College of DuPage Jazz Ensemble brings an educational and immersive performance to Fine Arts Week
March 6, 2023
For the last performance of Fine Arts Week’s Wednesday lineup, the College of DuPage jazz ensemble delivered a creative, immersive, and partially improvisational concert that featured both laid-back and energized pieces, performed by a group of seven composed of a string quartet, string bass, saxophone, and a drum set. The group was introduced by saxophonist Matt Shevitz, who made it his goal to turn his performance into a learning experience about jazz and music.
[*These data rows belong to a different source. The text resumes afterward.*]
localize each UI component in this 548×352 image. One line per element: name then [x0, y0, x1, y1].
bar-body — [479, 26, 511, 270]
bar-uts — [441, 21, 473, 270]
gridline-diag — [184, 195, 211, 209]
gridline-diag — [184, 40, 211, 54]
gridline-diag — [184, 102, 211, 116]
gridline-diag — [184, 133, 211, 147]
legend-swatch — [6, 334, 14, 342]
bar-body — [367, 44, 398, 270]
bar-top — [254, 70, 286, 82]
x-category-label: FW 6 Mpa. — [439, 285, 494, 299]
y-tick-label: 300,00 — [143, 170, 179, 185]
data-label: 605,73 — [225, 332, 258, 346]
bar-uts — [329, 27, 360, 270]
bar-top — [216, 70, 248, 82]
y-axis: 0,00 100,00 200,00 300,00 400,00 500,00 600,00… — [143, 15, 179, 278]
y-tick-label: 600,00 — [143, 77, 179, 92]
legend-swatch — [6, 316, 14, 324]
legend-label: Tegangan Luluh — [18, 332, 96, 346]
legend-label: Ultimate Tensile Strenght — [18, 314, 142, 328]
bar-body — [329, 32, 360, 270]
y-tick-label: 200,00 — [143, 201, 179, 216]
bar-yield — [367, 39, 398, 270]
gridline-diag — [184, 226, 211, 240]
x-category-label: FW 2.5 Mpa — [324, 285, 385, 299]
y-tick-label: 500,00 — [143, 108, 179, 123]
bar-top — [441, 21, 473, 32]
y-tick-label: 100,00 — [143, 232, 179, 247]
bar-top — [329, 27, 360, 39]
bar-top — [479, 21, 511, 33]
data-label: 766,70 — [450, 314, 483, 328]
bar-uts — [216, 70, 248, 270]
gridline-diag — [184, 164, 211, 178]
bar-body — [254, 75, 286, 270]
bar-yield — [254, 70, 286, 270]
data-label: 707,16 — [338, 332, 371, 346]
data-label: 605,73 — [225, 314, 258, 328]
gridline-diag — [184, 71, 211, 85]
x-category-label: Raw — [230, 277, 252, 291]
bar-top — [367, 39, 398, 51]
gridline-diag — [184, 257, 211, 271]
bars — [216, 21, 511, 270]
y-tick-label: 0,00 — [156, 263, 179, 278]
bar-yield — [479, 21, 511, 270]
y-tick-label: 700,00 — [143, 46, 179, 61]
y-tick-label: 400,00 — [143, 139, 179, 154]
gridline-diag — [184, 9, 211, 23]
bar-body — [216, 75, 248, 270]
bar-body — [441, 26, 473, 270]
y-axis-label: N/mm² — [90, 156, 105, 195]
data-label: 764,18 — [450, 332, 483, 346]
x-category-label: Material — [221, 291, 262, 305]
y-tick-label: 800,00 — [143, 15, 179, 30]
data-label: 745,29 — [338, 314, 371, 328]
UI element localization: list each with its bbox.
“I think the goal for any concert is to engage with your audience,” Shevitz said. “How that manifests really depends on the genre and it depends on the artist, but it is definitely important in order to have that kind of successful concert experience for the performers and the people in the seats”
While it was an engaging experience for those that comprised the audience, it showed a very different opportunity for drummer Ben Wahlund. Wahlund seized his own moment in order to teach audience members about time signatures and other difficult tasks he faces as a percussionist.
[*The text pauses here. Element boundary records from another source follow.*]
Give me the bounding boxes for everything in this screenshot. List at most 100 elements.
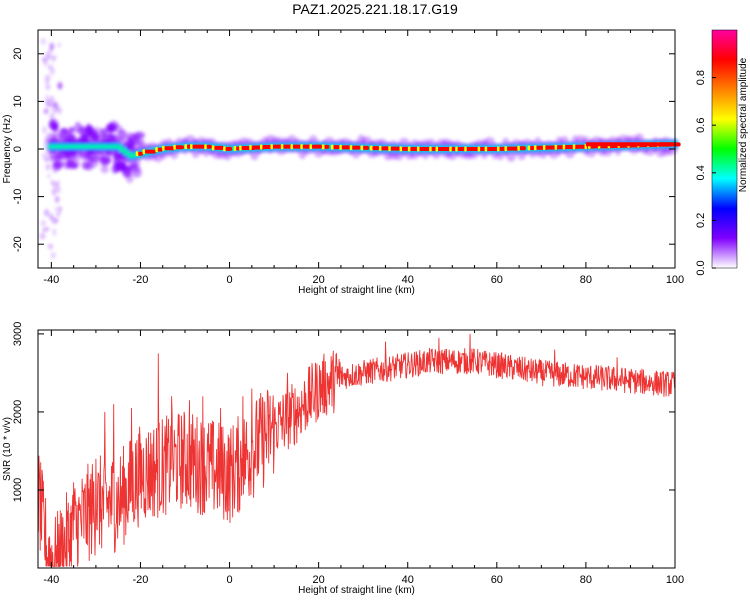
- peak-cell: [416, 146, 420, 152]
- noise-cell: [52, 108, 56, 116]
- peak-cell: [223, 146, 226, 152]
- peak-cell: [164, 146, 176, 151]
- colorbar-gradient: [711, 29, 738, 269]
- colorbar-tick-label: 0.4: [695, 165, 707, 180]
- peak-cell: [529, 146, 536, 151]
- noise-cell: [44, 74, 51, 83]
- noise-cell: [115, 161, 126, 172]
- peak-cell: [204, 144, 207, 150]
- noise-cell: [85, 124, 93, 137]
- noise-cell: [50, 252, 56, 259]
- peak-cell: [484, 146, 488, 152]
- x-tick-label: 20: [313, 574, 325, 586]
- x-tick-label: 60: [491, 274, 503, 286]
- peak-cell: [527, 145, 531, 151]
- noise-cell: [40, 37, 46, 46]
- noise-cell: [51, 68, 55, 73]
- x-tick-label: -40: [43, 574, 59, 586]
- peak-cell: [332, 145, 340, 150]
- noise-cell: [45, 50, 51, 58]
- colorbar-tick-label: 0.6: [695, 118, 707, 133]
- peak-cell: [239, 145, 242, 151]
- x-tick-label: -20: [133, 574, 149, 586]
- noise-cell: [107, 122, 115, 133]
- peak-cell: [270, 144, 273, 150]
- peak-cell: [162, 145, 165, 151]
- peak-cell: [533, 145, 537, 151]
- peak-cell: [173, 144, 176, 150]
- peak-cell: [206, 144, 212, 149]
- colorbar-label: Normalized spectral amplitude: [738, 57, 749, 192]
- peak-cell: [249, 144, 252, 150]
- peak-cell: [464, 146, 467, 152]
- peak-cell: [407, 146, 411, 152]
- peak-cell: [437, 147, 452, 151]
- peak-cell: [155, 147, 158, 153]
- peak-cell: [157, 147, 163, 152]
- noise-cell: [68, 126, 75, 134]
- peak-cell: [378, 145, 382, 151]
- noise-cell: [41, 57, 47, 62]
- peak-cell: [517, 145, 520, 151]
- peak-cell: [477, 146, 481, 152]
- peak-cell: [341, 145, 352, 150]
- peak-cell: [280, 144, 284, 150]
- x-tick-label: 100: [666, 574, 684, 586]
- peak-cell: [137, 151, 144, 156]
- noise-cell: [51, 122, 58, 131]
- noise-cell: [125, 173, 134, 184]
- y-tick-label: -20: [12, 236, 24, 252]
- peak-cell: [192, 144, 207, 149]
- peak-cell: [323, 144, 330, 149]
- noise-cell: [57, 42, 61, 48]
- noise-cell: [44, 226, 50, 231]
- peak-cell: [390, 146, 401, 151]
- colorbar-tick-label: 0.8: [695, 70, 707, 85]
- noise-cell: [40, 220, 47, 227]
- x-axis-label: Height of straight line (km): [298, 285, 415, 296]
- noise-cell: [53, 154, 63, 161]
- peak-cell: [225, 146, 233, 151]
- peak-cell: [466, 147, 482, 151]
- peak-cell: [142, 149, 146, 155]
- peak-cell: [370, 145, 373, 151]
- y-tick-label: 10: [12, 95, 24, 107]
- noise-cell: [56, 179, 60, 187]
- peak-cell: [388, 146, 391, 152]
- peak-cell: [175, 145, 185, 150]
- peak-cell: [399, 146, 402, 152]
- colorbar-tick-label: 0.0: [695, 260, 707, 275]
- peak-cell: [542, 145, 546, 151]
- noise-cell: [43, 108, 49, 115]
- y-axis-label: Frequency (Hz): [2, 115, 13, 184]
- peak-cell: [554, 144, 558, 150]
- chart-title: PAZ1.2025.221.18.17.G19: [292, 1, 458, 17]
- snr-series-line: [37, 333, 676, 567]
- x-tick-label: 60: [491, 574, 503, 586]
- x-tick-label: 0: [226, 274, 232, 286]
- peak-cell: [233, 146, 237, 152]
- peak-cell: [211, 145, 215, 151]
- noise-cell: [50, 179, 55, 186]
- peak-cell: [290, 144, 293, 150]
- peak-cell: [292, 144, 303, 149]
- y-tick-label: -10: [12, 189, 24, 205]
- noise-cell: [57, 83, 63, 89]
- noise-cell: [45, 83, 51, 91]
- y-axis-label: SNR (10 * v/v): [2, 417, 13, 481]
- peak-cell: [449, 146, 452, 152]
- x-tick-label: 80: [580, 574, 592, 586]
- peak-cell: [272, 144, 283, 149]
- noise-cell: [100, 156, 112, 164]
- noise-cell: [49, 43, 55, 50]
- noise-cell: [39, 232, 46, 240]
- core-cell: [119, 148, 127, 152]
- peak-cell: [486, 147, 500, 151]
- noise-cell: [45, 163, 50, 171]
- y-tick-label: 0: [12, 146, 24, 152]
- noise-cell: [57, 186, 61, 194]
- x-tick-label: 0: [226, 574, 232, 586]
- noise-cell: [128, 137, 141, 146]
- peak-cell: [190, 144, 193, 150]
“Teaching means everything to us,” Wahlund said. “Art is at its best when it challenges people to think differently, and for music, teaching them is a very fun and easy way to do that. Especially when working with high school students that get a front-row seat to the world, it’s terrific.”
The educational aspect of performances is nothing new for string bassist Crystal Rebone, a teacher and professor at Bradley University, who teaches aspiring musicians across the midwest and performed a solo during “Sun on Sand”.
“I really hope that seeing stuff like this can get students that might be more non-musical might be more interested in it,” Rebone said. “I hope maybe they’ll go out and see a symphony concert and go to support the arts, it really starts here.
The size of the audience was a unique and new element for other members of the ensemble as well. For the aforementioned saxophonist Matt Shevitz, the size of the audience was something that, for him, would be unprecedented as a kid.
“Opportunities, while they did happen, were a bit more limited,” Shevitz said. “But this is absolutely fantastic, it’s really all about building that future audience, we need to keep doing this, we need to grow the current audiences and ensure that they’ll be around for years and years to come, and that’s not just the adult population but it’s the younger population as well, finding those kids for those audiences go all the way down to elementary school concerts too.”